Mais il arrive que ces infections postcoïtales récidivent très souvent et, dans ce cas, certains médecins préconisent des traitements antibiotiques au long cours une fois par semaine ou après chaque rapport sexuel, ou selon d’autres schémas. Mais de telles stratégies risquent d’aggraver la résistance à ces antibiotiques et de les rendre inefficaces.
TLM : Que préconisez-vous ?
Dr Christian Jamin : Certains conseils simples permettent de réduire les récidives : boire beaucoup et aller régulièrement aux toilettes pour éviter la stagnation des urines dans la vessie. Il faut même recommander aux patientes d’uriner à heures fixes, par exemple toutes les trois heures, même si elles n’en ressentent pas l’envie. Très important aussi, elles doivent uriner systématiquement après les rapports sexuels.
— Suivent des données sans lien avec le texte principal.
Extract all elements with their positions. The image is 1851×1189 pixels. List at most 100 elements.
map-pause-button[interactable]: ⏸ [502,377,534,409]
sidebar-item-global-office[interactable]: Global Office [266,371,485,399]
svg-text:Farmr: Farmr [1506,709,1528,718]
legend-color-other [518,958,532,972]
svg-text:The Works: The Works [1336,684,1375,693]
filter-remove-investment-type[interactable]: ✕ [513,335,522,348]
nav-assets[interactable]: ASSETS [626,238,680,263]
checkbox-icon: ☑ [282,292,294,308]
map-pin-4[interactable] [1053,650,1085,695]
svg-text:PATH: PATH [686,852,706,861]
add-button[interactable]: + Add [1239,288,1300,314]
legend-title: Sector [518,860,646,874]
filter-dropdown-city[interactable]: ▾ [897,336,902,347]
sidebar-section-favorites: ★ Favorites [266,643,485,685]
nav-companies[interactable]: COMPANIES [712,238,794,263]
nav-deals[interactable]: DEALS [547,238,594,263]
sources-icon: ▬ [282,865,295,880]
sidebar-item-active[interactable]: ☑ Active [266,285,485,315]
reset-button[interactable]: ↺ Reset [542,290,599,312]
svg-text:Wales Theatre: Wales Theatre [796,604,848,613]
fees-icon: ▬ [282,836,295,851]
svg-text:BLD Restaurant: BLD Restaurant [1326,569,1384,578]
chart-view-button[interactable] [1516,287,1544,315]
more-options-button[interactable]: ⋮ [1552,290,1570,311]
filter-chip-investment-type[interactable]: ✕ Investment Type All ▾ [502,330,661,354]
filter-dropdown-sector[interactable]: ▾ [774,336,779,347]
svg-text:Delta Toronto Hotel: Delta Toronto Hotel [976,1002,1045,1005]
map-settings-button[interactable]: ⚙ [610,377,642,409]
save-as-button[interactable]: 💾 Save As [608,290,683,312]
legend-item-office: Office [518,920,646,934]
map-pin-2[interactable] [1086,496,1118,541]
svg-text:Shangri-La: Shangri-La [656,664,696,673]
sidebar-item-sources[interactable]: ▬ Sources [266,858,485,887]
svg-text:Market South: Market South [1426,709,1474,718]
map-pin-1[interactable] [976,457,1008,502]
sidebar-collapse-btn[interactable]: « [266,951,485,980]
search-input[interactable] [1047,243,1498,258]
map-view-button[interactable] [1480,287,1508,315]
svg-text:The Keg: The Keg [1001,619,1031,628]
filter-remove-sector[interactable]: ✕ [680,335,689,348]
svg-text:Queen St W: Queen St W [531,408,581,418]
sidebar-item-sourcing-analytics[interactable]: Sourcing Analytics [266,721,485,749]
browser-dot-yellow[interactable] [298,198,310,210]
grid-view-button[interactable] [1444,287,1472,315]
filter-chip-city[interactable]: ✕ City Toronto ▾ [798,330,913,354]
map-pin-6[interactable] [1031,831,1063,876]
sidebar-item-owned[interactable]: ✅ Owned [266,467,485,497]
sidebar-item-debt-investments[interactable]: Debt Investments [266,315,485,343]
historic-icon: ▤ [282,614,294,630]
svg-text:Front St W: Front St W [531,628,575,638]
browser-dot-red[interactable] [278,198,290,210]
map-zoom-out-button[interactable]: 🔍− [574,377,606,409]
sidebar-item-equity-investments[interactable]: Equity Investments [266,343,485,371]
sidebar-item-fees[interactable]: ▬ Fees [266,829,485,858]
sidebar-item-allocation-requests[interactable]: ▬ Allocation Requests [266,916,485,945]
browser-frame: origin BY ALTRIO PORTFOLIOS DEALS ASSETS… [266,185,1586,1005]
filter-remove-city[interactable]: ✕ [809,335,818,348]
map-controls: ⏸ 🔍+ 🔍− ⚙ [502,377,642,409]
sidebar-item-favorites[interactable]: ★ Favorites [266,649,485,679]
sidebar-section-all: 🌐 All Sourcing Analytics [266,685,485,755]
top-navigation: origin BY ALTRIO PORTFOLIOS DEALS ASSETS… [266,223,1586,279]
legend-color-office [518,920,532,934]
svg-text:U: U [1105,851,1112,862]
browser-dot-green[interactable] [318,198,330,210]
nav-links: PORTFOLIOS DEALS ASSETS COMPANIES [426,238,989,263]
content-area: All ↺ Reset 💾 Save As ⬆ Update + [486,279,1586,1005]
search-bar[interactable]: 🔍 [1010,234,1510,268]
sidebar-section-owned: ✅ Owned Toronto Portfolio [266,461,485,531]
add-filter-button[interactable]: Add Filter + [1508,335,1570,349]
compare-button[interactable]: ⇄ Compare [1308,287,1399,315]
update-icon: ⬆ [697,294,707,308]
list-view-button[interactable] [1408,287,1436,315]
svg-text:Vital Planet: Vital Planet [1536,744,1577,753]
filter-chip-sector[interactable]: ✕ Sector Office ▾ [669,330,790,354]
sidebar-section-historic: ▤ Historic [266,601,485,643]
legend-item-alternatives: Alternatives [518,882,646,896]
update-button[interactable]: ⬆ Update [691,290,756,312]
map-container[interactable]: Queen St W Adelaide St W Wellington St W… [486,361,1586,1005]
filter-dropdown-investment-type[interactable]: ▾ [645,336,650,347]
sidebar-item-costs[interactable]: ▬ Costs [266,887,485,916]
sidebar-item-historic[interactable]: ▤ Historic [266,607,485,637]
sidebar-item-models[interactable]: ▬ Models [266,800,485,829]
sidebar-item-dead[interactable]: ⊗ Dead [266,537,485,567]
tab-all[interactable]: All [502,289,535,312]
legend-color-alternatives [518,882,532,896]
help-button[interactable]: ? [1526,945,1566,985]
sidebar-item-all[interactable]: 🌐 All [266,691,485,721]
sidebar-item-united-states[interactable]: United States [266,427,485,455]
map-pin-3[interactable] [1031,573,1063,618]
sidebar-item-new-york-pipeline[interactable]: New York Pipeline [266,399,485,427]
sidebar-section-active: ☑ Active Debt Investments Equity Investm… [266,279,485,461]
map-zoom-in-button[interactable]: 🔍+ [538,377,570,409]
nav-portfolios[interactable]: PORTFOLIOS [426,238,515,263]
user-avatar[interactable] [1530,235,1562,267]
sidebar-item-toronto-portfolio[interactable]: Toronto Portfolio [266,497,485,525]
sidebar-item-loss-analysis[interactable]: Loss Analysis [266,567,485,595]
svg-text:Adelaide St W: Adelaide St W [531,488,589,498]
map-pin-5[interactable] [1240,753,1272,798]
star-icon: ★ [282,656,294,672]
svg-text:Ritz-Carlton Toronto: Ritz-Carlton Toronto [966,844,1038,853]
Je suggère aussi aux femmes à risque de se doter de bandelettes urinaires permettant de dépister une infection. Je prescris aussi des compléments alimentaires efficaces en prévention pour réduire le risque, en particulier ceux qui associent plusieurs ingrédients, à prendre par voie orale, pour les femmes souffrant d’infections fréquentes après les rapports sexuels.
TLM : Quels sont les compléments alimentaires utiles contre les cystites ?
Dr Christian Jamin : Plusieurs études ont mis en évidence l’intérêt de la canneberge (cranberries) et du D-mannose pour prévenir les cystites. Ces deux produits ont la propriété d’empêcher les E. coli de se fixer aux parois vésicales. Et ont donc un effet « désinfectant ». Un de ces compléments contient à la fois du D-mannose, de la canneberge et de l’orthosiphon, un diurétique naturel qui augmente la diurèse et facilite l’élimination des bactéries. Les femmes à risque pourront utiliser ce complément de manière systématique. Il peut être pris avant les rapports sexuels, après, ou à la fois avant et après. Chez mes patientes souffrant d’infections urinaires post-coïtales, ces compléments permettent effectivement de réduire la fréquence des cystites. A titre préventif, pris régulièrement, les patientes ont moins d’infections urinaires, sont moins anxieuses avant les rapports sexuels et ont une consommation d’antibiotiques réduite. Ce complément est très bien toléré, sans effet secondaire et préserve du risque d’augmenter la résistance bactérienne, puisqu’il agit par le biais d’un effet mécanique en empêchant les E. coli d’adhérer aux parois vésicales. Et enfin il favorise la diurèse. D’autres compléments existent, mais ils ne sont pas destinés spécifiquement à la prise en charge des cystites post-coïtales.
TLM : A quel moment adresser la patiente à l’urologue ?
Dr Christian Jamin : Pour les patientes souffrant de cystites atypiques à répétition, en dehors de toute activité sexuelle, il peut être nécessaire de consulter un urologue.